Les films Ghibli ont véritablement créés un sous-genre avec ces films mêlant l’intime, l’écologie et le fantastique pour de nombreux avatar très réussis durant les années suivantes (
Un été avec Coo (2007) de Keichi Hara,
Lettre à Momo (2011) de Hiroyuki Okiura) mais calquant finalement trop le modèle original qu’est Souvenirs gouttes à gouttes. Un film se détachera pourtant pour donner un nouveau souffle à ces questionnements car s’inscrivant dans les problématiques contemporaines du Japon. Le problème écologique revient au cœur des préoccupations avec la catastrophe de Fukushima en 2011. Comme si la menace avait réveillé une forme d’instinct de survie, de volonté de s’inscrire dans le futur malgré cette épée de Damoclès, le taux de natalité en berne (1,26 enfant par femme en 2005, 1,32 en 2007) est remonté en 2012 avec 2000 naissance de plus qu’en 2007. C’est comme si les japonais continuaient à garder espoir pour le futur et que la catastrophe avait renforcée cela, confirmant la capacité du peuple à se relever après le rétablissement de l’après-guerre.
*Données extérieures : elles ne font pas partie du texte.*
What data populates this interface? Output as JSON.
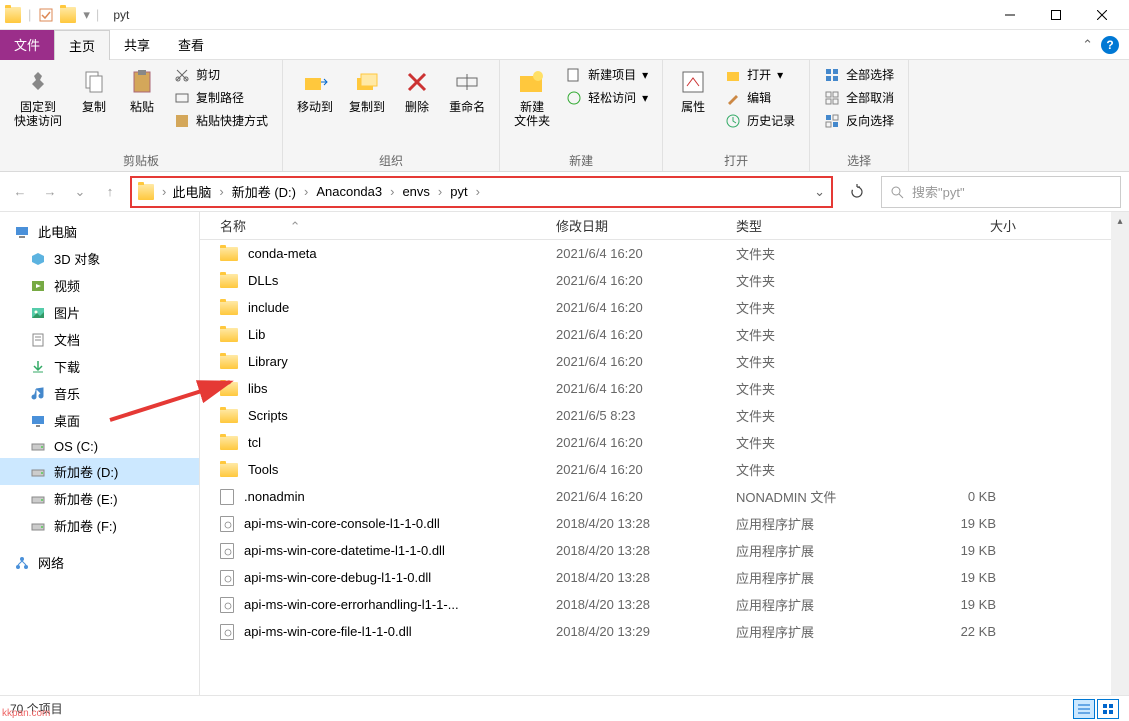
{
  "window": {
    "title": "pyt"
  },
  "tabs": {
    "file": "文件",
    "home": "主页",
    "share": "共享",
    "view": "查看"
  },
  "ribbon": {
    "group_clipboard": "剪贴板",
    "group_organize": "组织",
    "group_new": "新建",
    "group_open": "打开",
    "group_select": "选择",
    "pin": "固定到\n快速访问",
    "copy": "复制",
    "paste": "粘贴",
    "cut": "剪切",
    "copy_path": "复制路径",
    "paste_shortcut": "粘贴快捷方式",
    "move_to": "移动到",
    "copy_to": "复制到",
    "delete": "删除",
    "rename": "重命名",
    "new_folder": "新建\n文件夹",
    "new_item": "新建项目",
    "easy_access": "轻松访问",
    "properties": "属性",
    "open": "打开",
    "edit": "编辑",
    "history": "历史记录",
    "select_all": "全部选择",
    "select_none": "全部取消",
    "invert_sel": "反向选择"
  },
  "breadcrumb": [
    "此电脑",
    "新加卷 (D:)",
    "Anaconda3",
    "envs",
    "pyt"
  ],
  "search_placeholder": "搜索\"pyt\"",
  "sidebar": {
    "this_pc": "此电脑",
    "items": [
      {
        "label": "3D 对象",
        "icon": "cube"
      },
      {
        "label": "视频",
        "icon": "video"
      },
      {
        "label": "图片",
        "icon": "picture"
      },
      {
        "label": "文档",
        "icon": "doc"
      },
      {
        "label": "下载",
        "icon": "download"
      },
      {
        "label": "音乐",
        "icon": "music"
      },
      {
        "label": "桌面",
        "icon": "desktop"
      },
      {
        "label": "OS (C:)",
        "icon": "drive"
      },
      {
        "label": "新加卷 (D:)",
        "icon": "drive",
        "selected": true
      },
      {
        "label": "新加卷 (E:)",
        "icon": "drive"
      },
      {
        "label": "新加卷 (F:)",
        "icon": "drive"
      }
    ],
    "network": "网络"
  },
  "columns": {
    "name": "名称",
    "date": "修改日期",
    "type": "类型",
    "size": "大小"
  },
  "files": [
    {
      "name": "conda-meta",
      "date": "2021/6/4 16:20",
      "type": "文件夹",
      "size": "",
      "kind": "folder"
    },
    {
      "name": "DLLs",
      "date": "2021/6/4 16:20",
      "type": "文件夹",
      "size": "",
      "kind": "folder"
    },
    {
      "name": "include",
      "date": "2021/6/4 16:20",
      "type": "文件夹",
      "size": "",
      "kind": "folder"
    },
    {
      "name": "Lib",
      "date": "2021/6/4 16:20",
      "type": "文件夹",
      "size": "",
      "kind": "folder"
    },
    {
      "name": "Library",
      "date": "2021/6/4 16:20",
      "type": "文件夹",
      "size": "",
      "kind": "folder"
    },
    {
      "name": "libs",
      "date": "2021/6/4 16:20",
      "type": "文件夹",
      "size": "",
      "kind": "folder"
    },
    {
      "name": "Scripts",
      "date": "2021/6/5 8:23",
      "type": "文件夹",
      "size": "",
      "kind": "folder"
    },
    {
      "name": "tcl",
      "date": "2021/6/4 16:20",
      "type": "文件夹",
      "size": "",
      "kind": "folder"
    },
    {
      "name": "Tools",
      "date": "2021/6/4 16:20",
      "type": "文件夹",
      "size": "",
      "kind": "folder"
    },
    {
      "name": ".nonadmin",
      "date": "2021/6/4 16:20",
      "type": "NONADMIN 文件",
      "size": "0 KB",
      "kind": "file"
    },
    {
      "name": "api-ms-win-core-console-l1-1-0.dll",
      "date": "2018/4/20 13:28",
      "type": "应用程序扩展",
      "size": "19 KB",
      "kind": "dll"
    },
    {
      "name": "api-ms-win-core-datetime-l1-1-0.dll",
      "date": "2018/4/20 13:28",
      "type": "应用程序扩展",
      "size": "19 KB",
      "kind": "dll"
    },
    {
      "name": "api-ms-win-core-debug-l1-1-0.dll",
      "date": "2018/4/20 13:28",
      "type": "应用程序扩展",
      "size": "19 KB",
      "kind": "dll"
    },
    {
      "name": "api-ms-win-core-errorhandling-l1-1-...",
      "date": "2018/4/20 13:28",
      "type": "应用程序扩展",
      "size": "19 KB",
      "kind": "dll"
    },
    {
      "name": "api-ms-win-core-file-l1-1-0.dll",
      "date": "2018/4/20 13:29",
      "type": "应用程序扩展",
      "size": "22 KB",
      "kind": "dll"
    }
  ],
  "status": {
    "items": "70 个项目"
  },
  "watermark": "kkpan.com"
}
Les Enfants Loups (2012) de Mamoru Hosoda symbolise parfaitement cette évolution, reprenant de manière novatrice les préceptes des œuvres précédemment évoquées.
Le film est dépourvu de la facette nostalgique des films précédents et s’inscrit dans l’intime par un thème tourné vers l’avenir et la descendance. Les figures mythologiques ne sont plus des vestiges du passé mais de jeunes enfants ayant hérité du don de se transformer en loups. On retrouve cette dimension de Furusato car l’intrigue se déroule dans la région natale du réalisateur, non pas pour un retour sur soi mais pour poser les jalons du futur. Les passages classiques faisant découvrir à l'héroïne/mère de famille les rigueurs de la vie rurale avec une scène de semailles servent un enjeu concret, nourrir ses enfants. Les forces de la nature ne sont plus attachées à un passé légendaire et/ou nostalgique, ne guérissent plus seulement les plaies des adultes mais participent à l’éducation et l’épanouissement des jeunes enfants. Hosoda rattache donc constamment tout au long du récit l’imagerie contemplative de cette nature à ce thème de l’éducation, de manière amusée (la mère enseignant aux enfants à ne pas se transformer en public) puis profondément dramatique avec le passage de l’enfance à l’adolescence plus tourmentée et enfin l’âge adulte où nature et civilisation se complètent dans le choix de vie des enfants. On voit bien que c'est là l'aboutissement contemporain des autres films en montrant l'accomplissement de soi dans une notion plus collective de famille, tournée vers l’avenir et auquel contribue l'épanouissement dans cette campagne dont le style de vie et la dimension folklorique/mythologique s’inscrivent dans le présent.